Kondisi medan yang terjal, tidak menyurutkan semangat Sihar Sitorus untuk bertemu langsung para petani kemenyan di hutan Si Tindo Asu, Desa Aek Nauli, Kecamatan Pollung, Kabupaten Humbang Hasundutan, Selasa (20/03).

Setibanya di tengah hutan, Sihar langsung berkomunikasi langsung dengan seorang petani yang sedang panen kemenyan. Beliau yang sebelumnya telah berdiskusi dengan pengusaha kemenyan, ingin mengetahui langsung keadaan petani kemenyan di Humbang Hasundutan. Tanpa ragu, Sihar mengikuti kemana arah petani menyusuri hutan memanen kemenyan.

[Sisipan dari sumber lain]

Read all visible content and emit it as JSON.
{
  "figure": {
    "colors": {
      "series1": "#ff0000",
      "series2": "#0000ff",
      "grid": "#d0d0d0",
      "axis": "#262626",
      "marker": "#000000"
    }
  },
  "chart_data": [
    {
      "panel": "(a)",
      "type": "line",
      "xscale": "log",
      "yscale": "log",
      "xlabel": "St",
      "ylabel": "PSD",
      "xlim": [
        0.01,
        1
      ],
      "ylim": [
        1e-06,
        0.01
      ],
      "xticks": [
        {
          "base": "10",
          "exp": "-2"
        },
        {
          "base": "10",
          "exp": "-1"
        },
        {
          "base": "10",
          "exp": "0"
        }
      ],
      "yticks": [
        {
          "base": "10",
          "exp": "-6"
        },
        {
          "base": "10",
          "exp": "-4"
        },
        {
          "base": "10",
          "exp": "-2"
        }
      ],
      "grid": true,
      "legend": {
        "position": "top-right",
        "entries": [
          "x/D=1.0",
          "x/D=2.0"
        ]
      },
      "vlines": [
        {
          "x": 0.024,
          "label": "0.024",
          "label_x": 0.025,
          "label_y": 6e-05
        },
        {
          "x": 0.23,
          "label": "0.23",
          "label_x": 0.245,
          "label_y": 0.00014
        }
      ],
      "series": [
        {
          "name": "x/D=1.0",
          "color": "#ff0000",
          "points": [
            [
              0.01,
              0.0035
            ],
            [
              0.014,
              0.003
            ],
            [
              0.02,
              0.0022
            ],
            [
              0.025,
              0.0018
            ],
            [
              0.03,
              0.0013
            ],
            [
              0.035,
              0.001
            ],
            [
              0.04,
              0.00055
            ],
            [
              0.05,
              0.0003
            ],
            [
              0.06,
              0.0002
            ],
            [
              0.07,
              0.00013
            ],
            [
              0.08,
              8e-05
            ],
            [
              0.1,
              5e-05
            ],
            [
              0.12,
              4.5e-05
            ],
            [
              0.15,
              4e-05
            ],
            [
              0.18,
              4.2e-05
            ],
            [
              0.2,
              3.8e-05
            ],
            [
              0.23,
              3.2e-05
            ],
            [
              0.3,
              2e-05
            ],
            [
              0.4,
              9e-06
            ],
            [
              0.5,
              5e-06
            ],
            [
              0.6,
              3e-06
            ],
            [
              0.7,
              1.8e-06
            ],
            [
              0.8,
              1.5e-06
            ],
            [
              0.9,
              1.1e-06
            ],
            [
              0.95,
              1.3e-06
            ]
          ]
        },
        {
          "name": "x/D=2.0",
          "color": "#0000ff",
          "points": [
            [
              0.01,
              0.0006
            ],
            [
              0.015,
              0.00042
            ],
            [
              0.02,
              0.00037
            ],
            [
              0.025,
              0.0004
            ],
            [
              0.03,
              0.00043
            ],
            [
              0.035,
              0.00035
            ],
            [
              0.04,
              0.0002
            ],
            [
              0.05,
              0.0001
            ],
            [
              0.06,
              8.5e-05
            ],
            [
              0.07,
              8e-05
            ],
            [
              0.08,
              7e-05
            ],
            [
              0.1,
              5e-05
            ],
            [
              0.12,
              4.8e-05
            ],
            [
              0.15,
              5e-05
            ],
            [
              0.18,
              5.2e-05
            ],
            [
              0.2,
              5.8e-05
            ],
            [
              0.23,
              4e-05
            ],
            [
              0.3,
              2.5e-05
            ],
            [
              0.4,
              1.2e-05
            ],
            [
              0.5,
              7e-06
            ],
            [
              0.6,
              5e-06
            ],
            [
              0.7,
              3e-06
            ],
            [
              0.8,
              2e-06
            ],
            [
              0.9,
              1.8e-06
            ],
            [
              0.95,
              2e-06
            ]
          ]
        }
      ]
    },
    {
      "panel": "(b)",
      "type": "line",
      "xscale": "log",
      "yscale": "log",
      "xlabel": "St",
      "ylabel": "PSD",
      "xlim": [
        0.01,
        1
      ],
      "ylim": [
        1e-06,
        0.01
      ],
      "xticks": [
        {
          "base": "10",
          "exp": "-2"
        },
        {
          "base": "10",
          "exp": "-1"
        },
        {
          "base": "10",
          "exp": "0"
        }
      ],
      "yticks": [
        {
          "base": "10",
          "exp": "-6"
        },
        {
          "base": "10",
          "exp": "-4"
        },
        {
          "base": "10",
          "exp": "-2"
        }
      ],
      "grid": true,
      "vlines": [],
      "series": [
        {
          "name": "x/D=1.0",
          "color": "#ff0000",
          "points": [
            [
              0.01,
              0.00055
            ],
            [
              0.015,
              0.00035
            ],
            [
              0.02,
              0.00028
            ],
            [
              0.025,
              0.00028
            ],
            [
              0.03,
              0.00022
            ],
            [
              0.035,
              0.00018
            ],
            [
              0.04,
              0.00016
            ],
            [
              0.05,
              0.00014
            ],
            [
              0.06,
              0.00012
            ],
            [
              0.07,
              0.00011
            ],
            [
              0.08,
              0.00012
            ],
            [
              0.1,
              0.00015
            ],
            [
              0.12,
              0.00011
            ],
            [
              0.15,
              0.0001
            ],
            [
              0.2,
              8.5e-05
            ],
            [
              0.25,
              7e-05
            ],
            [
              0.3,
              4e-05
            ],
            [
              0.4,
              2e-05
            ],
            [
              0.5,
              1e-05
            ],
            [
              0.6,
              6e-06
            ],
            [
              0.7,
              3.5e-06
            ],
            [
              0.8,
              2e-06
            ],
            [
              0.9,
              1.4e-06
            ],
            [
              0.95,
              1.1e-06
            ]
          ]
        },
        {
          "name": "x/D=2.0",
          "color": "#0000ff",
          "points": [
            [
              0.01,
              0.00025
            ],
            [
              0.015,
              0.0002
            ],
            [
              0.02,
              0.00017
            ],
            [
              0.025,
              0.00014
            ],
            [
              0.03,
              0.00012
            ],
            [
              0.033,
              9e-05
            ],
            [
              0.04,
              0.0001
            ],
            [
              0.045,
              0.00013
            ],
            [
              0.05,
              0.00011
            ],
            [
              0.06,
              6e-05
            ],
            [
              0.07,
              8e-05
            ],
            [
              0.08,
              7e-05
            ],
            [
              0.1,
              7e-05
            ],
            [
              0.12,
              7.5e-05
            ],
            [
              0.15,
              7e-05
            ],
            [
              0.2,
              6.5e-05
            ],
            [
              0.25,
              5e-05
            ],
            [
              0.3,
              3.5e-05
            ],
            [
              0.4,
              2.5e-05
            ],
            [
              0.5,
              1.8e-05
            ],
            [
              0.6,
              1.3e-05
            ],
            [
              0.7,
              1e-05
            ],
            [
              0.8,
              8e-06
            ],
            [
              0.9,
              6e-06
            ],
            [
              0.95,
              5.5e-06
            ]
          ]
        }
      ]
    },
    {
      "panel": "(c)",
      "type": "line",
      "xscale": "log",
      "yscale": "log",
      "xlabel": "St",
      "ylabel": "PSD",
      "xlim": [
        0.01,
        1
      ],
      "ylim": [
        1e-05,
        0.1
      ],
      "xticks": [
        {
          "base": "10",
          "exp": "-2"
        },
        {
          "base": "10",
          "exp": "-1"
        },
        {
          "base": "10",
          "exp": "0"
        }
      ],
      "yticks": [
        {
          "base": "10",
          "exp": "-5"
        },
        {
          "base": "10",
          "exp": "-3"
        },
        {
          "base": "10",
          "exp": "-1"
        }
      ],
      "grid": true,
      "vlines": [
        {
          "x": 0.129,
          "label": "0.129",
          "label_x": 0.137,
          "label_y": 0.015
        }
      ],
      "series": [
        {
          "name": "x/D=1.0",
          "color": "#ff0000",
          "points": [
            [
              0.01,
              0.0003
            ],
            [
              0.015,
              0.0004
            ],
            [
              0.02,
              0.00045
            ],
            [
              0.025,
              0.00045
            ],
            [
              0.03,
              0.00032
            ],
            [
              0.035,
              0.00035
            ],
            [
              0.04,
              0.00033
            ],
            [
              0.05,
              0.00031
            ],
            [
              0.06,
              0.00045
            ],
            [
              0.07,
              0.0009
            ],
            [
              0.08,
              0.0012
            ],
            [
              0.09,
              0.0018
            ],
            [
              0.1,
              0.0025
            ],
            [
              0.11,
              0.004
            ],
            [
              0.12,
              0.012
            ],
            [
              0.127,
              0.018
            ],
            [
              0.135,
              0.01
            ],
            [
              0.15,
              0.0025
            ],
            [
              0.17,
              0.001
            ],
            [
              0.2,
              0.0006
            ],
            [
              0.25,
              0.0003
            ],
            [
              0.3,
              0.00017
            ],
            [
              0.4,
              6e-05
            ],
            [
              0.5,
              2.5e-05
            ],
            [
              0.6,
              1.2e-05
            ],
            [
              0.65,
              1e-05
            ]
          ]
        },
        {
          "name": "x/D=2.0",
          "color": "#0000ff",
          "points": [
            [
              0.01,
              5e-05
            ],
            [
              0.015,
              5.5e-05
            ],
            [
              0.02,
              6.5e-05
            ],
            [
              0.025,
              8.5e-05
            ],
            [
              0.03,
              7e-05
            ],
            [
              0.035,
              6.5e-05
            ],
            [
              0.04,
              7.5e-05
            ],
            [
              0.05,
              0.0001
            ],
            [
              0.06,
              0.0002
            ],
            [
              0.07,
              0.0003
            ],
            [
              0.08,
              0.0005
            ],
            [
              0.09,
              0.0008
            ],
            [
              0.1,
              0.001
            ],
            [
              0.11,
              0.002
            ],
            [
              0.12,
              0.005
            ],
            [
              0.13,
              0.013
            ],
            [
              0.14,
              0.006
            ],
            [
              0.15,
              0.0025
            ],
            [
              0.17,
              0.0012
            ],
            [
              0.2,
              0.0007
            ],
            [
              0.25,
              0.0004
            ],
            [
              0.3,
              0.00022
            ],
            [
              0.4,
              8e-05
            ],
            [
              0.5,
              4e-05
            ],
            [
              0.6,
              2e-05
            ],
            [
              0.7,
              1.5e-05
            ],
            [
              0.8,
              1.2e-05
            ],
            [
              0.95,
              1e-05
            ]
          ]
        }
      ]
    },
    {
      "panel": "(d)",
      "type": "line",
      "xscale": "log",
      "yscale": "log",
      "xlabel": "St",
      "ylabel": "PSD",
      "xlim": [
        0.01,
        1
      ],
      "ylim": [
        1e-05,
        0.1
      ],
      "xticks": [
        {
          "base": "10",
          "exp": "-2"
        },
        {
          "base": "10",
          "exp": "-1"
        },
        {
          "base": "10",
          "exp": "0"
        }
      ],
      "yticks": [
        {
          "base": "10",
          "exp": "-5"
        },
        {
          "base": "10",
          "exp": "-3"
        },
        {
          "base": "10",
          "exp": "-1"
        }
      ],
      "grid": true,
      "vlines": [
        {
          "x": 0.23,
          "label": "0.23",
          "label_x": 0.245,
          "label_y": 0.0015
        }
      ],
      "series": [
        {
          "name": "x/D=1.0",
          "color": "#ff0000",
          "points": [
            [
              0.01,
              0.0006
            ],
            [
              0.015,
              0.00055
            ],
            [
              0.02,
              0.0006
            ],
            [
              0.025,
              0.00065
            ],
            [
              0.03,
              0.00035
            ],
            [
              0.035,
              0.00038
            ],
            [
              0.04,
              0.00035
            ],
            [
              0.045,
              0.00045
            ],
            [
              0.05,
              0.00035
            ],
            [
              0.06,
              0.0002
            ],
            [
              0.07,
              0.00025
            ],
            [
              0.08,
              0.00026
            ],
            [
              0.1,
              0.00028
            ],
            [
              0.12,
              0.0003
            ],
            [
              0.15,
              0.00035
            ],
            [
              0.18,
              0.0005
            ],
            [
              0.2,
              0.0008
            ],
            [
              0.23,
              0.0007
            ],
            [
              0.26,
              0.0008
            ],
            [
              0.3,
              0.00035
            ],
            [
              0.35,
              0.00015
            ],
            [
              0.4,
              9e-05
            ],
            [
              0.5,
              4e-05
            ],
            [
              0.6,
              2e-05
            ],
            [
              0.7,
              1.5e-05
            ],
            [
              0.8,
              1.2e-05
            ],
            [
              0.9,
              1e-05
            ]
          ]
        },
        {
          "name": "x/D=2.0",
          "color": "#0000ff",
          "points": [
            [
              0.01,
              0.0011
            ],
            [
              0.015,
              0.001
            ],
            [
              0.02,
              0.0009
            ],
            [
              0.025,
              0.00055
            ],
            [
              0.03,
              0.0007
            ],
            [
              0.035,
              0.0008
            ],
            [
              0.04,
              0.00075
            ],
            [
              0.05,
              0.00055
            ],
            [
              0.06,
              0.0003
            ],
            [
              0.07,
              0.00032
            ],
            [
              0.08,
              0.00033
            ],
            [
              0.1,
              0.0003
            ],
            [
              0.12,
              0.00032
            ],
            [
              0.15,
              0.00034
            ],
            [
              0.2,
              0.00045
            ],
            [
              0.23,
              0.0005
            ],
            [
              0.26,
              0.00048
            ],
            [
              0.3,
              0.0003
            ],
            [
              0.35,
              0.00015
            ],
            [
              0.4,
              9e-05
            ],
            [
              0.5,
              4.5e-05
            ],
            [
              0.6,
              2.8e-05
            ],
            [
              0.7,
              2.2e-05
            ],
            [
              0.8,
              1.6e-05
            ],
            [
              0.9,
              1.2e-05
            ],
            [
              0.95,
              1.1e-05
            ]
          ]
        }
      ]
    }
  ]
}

Selepas melihat langsung proses pengambilan kemenyan, Sihar dijamu kopi di gubuk sederhana yang dibangun di tengah hutan oleh para petani. Saat inilah dimanfaatkan para petani untuk bercerita mengenai mata pencaharian mereka.

Para petani menguraikan bahwa setiap bulannya mereka bisa menghasilkan 5 sampai 10 kilo kemenyan. Harganya pun Rp. 300.000 per kilo untuk kualitas kemenyan terbaik. Pohon kemenyan yang sudah bisa mereka panen harus sudah berusia 15 tahun.

“Harganya sudah bagus. Sudah naik. Cuma produksi lahan kami sudah mulai berkurang. Karena berkurangnya hutan alam tempat kemenyannya bisa tumbuh, penebangan ini lah yang buat berkurang produksinya,” ujar Charles Lumban Gaol, Salah Seorang Petani Kemenyan.

Bagi Sihar, usaha kemenyan ini menyentuh banyak aspek dalam kehidupan Humbang Hasundutan. Aspek ekonomi sebagai yang utama, dimana penghasilan dari kemenyan ini lumayan tinggi dan menopang hidup para petani. Kemudian aspek kearifan lokal, dimana ada banyak sekali kepercayaan masyarakat setempat mengenai kemenyan yang masih dipelihara sampai sekarang.

“Uniknya, pohon kemenyan ini harus hidup bersama pohon jenis lain. Ini akan memperkaya ekosistem, harus dilestarikan,” ujar Sihar.

Hal inilah yang menurut Sihar harus dijaga dan dilestarikan. Petani kemenyan ini harus lebih diperhatikan, terutama mengenai lahan mereka yang kian menipis.